Recently we took a road trip to the Karchner Caverns not far from Tucson.  It's an interesting drive where the signs warning of dust appear only minutes before the dust.  It rises up in a curtain along the edge of the stark desert mountains and blankets the fields in a fog of dust.  We get past the dust and the scenery seems to flip every ten miles or so from rolling hills to rough foothills and desert cactus to fields of cotton and back again.

Finally we arrive at Karchner Caves.  The caves were discovered not that long ago in what looks to me to be more a large hill than a mountain.  As the tour began outside the caves, I didn't expect much as the tour guide kept encouraging audience participation like you do in grade school but as the tour progressed her off key humour became just part of the entertainment of the tour, and was eclipsed by the cave.  We only had time to see one but it was gorgeous.  The park was adamant at protecting them and we could take nothing in, unfortunately not even a phone or camera, nothing.  So there are no pictures, except this at the entrance, which we took as we were leaving and as you can see, that didn't turn out.  The caves though were well worth the visit.  Unlike the Mulu Caves in Malaysia where my latest book Suspect Witness is set, these caves had a tour guide, a concrete path and lights that worked!  So there was a lot more to see.  The stalagmites and stalactites were gorgeous, and with the inclusion of a guide, we learned a lot.  But with no pictures you'll have to take my word for it.
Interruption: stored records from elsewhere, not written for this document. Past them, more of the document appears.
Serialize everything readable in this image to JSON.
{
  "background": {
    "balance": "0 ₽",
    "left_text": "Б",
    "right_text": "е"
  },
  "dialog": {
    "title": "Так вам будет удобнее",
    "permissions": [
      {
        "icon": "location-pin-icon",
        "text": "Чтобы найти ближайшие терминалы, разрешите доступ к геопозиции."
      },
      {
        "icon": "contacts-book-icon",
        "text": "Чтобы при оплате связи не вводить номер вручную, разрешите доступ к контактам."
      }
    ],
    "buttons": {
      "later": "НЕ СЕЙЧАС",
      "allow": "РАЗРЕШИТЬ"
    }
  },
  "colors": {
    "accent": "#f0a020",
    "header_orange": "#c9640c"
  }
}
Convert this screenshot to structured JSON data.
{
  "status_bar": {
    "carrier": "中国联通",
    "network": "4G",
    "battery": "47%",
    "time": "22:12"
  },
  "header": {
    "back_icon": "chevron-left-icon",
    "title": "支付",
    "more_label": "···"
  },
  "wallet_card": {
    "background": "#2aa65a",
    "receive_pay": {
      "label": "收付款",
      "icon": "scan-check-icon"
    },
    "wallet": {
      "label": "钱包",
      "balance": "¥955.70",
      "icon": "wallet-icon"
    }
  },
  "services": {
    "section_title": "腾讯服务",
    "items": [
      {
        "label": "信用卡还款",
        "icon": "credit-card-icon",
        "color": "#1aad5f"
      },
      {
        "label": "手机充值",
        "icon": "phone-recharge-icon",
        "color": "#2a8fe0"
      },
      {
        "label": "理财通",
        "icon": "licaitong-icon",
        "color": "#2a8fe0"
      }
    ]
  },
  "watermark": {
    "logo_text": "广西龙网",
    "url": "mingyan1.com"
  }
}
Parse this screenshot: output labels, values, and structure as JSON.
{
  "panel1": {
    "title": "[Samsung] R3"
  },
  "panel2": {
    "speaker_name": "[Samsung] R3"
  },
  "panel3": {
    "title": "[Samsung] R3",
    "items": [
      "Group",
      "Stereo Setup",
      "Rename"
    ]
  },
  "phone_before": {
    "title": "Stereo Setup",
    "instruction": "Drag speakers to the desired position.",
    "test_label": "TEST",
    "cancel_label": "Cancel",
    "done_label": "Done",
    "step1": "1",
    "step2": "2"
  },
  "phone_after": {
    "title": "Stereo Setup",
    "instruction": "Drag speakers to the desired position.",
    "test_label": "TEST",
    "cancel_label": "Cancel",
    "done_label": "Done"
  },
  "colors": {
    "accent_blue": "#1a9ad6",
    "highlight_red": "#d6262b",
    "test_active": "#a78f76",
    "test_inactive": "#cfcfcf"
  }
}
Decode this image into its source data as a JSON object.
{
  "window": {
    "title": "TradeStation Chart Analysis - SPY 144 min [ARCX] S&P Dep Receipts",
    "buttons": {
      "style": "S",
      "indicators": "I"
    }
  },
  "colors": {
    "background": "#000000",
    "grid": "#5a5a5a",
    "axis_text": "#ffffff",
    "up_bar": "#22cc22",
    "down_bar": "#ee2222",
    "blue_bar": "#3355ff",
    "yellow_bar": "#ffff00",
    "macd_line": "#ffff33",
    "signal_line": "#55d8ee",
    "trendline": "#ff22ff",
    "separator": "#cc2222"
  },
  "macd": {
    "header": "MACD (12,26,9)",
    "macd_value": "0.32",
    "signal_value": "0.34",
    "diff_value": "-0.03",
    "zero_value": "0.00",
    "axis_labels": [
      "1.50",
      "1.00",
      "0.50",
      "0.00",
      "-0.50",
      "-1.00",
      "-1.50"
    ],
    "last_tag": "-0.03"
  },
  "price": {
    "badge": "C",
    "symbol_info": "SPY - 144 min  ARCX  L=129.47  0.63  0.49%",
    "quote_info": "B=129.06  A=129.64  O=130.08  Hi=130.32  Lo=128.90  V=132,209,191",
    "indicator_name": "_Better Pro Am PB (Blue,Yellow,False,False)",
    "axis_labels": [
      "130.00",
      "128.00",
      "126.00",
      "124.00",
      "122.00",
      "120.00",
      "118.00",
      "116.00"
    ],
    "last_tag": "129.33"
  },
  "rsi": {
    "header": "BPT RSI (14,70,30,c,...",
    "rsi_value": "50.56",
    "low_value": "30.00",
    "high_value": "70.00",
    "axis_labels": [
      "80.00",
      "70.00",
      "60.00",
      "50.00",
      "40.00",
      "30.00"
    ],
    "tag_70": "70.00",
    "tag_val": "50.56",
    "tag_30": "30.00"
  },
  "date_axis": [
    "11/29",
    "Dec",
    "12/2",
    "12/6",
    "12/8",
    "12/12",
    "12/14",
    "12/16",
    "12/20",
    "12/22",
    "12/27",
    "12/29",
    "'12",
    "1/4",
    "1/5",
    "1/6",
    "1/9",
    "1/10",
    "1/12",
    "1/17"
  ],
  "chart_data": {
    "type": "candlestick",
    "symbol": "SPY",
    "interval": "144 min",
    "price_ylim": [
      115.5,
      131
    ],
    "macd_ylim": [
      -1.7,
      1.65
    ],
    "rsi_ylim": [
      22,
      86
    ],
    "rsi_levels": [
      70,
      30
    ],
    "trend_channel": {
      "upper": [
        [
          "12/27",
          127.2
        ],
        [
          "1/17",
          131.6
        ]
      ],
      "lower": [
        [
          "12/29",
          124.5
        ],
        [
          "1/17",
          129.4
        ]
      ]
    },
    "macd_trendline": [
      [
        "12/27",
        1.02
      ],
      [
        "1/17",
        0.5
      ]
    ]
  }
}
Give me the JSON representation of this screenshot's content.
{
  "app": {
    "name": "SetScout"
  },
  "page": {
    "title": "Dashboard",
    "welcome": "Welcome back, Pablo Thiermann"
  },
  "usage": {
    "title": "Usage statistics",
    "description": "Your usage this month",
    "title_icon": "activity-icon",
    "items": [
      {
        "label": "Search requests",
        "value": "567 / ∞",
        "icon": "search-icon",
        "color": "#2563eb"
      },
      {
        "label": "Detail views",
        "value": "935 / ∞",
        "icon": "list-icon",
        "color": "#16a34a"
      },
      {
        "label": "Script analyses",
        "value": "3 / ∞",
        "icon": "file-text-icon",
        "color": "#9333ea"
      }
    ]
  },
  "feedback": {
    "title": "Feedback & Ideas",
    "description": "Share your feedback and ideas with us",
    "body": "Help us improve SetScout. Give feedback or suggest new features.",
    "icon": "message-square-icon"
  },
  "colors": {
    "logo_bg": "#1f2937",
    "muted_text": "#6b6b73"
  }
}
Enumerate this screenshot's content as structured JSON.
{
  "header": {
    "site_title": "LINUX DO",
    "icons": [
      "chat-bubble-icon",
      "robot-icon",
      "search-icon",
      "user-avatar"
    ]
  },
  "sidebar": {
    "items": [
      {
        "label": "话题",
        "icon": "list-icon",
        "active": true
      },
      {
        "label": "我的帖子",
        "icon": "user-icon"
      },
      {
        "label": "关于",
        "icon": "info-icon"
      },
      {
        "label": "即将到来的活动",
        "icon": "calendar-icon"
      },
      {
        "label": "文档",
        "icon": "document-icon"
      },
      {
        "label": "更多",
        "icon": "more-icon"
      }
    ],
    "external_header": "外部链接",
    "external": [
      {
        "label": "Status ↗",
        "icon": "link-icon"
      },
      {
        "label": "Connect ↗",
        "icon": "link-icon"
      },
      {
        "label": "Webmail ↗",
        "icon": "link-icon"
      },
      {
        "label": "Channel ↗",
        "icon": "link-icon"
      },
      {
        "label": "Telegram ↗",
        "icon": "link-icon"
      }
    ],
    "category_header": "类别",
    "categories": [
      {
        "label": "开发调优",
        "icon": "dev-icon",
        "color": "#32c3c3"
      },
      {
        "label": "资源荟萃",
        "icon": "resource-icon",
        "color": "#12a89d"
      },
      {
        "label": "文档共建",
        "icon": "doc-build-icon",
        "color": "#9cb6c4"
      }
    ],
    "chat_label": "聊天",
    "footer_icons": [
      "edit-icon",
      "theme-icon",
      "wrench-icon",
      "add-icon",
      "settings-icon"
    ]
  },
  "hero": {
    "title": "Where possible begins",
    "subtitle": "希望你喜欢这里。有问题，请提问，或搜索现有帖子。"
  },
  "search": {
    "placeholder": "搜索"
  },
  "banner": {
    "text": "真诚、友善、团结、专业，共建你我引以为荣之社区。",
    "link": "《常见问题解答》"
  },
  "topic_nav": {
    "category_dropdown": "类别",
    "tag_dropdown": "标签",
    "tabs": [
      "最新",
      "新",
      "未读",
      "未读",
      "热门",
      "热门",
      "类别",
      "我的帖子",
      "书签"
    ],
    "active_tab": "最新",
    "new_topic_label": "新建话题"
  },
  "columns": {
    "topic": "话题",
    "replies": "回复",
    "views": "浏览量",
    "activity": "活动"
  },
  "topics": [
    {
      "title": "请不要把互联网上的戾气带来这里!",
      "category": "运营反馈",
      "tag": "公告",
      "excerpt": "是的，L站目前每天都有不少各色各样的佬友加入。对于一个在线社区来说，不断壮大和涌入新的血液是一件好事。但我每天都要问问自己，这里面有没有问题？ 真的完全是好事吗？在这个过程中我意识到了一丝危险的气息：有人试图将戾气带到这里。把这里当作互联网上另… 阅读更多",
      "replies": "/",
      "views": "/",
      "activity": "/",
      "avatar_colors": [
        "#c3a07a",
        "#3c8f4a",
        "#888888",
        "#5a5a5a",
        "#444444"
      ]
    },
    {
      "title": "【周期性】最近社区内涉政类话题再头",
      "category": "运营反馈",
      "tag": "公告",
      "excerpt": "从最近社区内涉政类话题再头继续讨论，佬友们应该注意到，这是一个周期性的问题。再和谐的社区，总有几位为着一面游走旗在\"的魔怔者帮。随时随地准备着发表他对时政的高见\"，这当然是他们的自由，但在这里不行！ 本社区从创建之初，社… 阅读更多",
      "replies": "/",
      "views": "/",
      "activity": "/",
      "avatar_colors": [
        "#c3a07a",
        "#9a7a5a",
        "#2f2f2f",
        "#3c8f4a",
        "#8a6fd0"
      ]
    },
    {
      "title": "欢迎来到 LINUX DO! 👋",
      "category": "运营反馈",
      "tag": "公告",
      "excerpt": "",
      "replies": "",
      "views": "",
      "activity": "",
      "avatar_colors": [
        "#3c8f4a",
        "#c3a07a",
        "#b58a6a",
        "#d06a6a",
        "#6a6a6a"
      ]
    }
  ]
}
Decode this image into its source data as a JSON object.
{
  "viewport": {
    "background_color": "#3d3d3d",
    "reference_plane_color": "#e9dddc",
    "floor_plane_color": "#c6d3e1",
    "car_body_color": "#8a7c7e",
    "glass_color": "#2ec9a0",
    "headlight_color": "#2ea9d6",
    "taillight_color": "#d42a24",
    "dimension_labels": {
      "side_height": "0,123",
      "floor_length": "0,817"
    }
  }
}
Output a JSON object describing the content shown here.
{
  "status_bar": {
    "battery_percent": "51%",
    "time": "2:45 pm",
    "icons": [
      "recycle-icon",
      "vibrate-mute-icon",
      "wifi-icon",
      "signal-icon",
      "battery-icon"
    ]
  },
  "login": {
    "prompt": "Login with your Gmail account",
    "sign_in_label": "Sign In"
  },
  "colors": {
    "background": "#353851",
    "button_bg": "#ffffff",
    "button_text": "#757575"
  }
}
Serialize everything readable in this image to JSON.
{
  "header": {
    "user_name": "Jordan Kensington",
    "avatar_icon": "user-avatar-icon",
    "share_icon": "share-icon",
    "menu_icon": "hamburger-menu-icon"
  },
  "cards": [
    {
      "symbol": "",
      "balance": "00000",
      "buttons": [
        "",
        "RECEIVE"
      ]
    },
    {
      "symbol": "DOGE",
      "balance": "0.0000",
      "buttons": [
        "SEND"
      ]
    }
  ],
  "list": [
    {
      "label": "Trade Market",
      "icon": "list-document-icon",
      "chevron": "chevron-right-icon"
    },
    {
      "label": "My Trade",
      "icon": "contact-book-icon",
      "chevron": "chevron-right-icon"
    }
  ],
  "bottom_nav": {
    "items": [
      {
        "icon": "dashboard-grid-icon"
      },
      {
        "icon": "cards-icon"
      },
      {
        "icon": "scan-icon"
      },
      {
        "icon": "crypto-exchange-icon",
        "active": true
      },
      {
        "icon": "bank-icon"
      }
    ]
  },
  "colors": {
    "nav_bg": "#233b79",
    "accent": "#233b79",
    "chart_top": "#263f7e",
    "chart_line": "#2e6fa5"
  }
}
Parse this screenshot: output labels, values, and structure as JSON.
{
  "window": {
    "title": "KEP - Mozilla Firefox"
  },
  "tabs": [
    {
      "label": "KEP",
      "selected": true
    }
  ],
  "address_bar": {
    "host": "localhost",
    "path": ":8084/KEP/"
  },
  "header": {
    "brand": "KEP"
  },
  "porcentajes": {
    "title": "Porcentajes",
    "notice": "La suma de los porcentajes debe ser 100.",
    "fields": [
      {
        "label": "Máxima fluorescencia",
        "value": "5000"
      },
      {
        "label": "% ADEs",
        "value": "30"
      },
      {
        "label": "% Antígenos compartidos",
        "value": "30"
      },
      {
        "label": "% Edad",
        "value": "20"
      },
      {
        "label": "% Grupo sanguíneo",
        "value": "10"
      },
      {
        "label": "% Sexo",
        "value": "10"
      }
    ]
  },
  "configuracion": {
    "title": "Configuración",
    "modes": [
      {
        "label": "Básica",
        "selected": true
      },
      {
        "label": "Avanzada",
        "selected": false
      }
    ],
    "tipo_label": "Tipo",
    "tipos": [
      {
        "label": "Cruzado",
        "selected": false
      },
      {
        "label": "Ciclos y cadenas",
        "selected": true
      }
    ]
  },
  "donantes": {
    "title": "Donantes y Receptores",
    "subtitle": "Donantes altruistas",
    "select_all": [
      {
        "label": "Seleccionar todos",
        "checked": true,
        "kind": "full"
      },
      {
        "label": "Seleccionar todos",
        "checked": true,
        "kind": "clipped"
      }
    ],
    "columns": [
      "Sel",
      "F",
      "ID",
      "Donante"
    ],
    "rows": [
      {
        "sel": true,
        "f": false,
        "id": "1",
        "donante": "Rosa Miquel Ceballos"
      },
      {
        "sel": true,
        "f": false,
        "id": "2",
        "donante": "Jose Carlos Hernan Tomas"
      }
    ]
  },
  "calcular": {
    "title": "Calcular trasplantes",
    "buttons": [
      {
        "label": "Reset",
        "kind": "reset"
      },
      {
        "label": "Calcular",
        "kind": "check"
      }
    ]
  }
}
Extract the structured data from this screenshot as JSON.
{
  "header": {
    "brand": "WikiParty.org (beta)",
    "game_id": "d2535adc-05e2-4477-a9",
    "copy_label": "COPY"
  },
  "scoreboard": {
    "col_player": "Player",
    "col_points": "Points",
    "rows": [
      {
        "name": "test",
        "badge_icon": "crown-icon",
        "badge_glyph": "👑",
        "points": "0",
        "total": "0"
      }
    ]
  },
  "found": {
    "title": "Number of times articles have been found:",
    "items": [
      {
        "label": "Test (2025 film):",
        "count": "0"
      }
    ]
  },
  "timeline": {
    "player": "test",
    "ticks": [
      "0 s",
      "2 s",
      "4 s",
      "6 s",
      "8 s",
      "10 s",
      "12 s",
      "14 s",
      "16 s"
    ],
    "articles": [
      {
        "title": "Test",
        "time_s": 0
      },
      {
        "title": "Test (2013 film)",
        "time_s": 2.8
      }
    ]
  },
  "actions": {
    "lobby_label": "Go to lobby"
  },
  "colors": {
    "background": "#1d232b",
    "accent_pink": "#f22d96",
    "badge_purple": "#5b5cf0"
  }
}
Then it was off to Tombstone.  We debated going there, we'd rather have gone to Bisbee but it was
already early afternoon.  So knowing that Tombstone would be a tourist attraction that we'd only spend a few hours at, we headed there.  Bisbee is a longer trip, probably a full day and one we'll have to make for another day, or year.  Our vacation time is rapidly running out!

But on to fun stuff.  In Tombstone I got a chance to try to
fire a pistol and plug holes into my target.  It was a messy "kill" as the poor man took six shots to the chest area but none hit the heart.  "Is he dead?" I ask the shop owner who had given me instructions on how to cock and fire.  "Yep," he replies and I smile and hand him his pistol as I glance one more time at my one-dimensional foe.

From there we headed over to Tombstone Cemetery.  The graves are neatly piled with rocks, some
are unknown and others have names and stories behind them.  It's definitely a cemetery built for tourists but they claim it's real, and maybe it is.  It's definitely worth a stroll through.

On the way back we were stopped by a Border Patrol checkpoint.  The author in me was intrigued and was anticipating what they might ask or do - would they search our truck, demand our passports - all of this would be great info for further blogs, stories, who knows.  So we stopped, DH rolled down the window and the questions started:

"Are you American?"  Border Patrol asks.
"No.  Canadian."  DH replies.
"Go ahead."  Border Patrol responds and steps back waving us forward.

"That's it?" I ask as we leave the check point behind.  I suspect only an author would want just a bit more drama in her day.

Meantime it's time to head for home for a well earned Margarita and maybe a hot tub - life isn't so bad here on the road.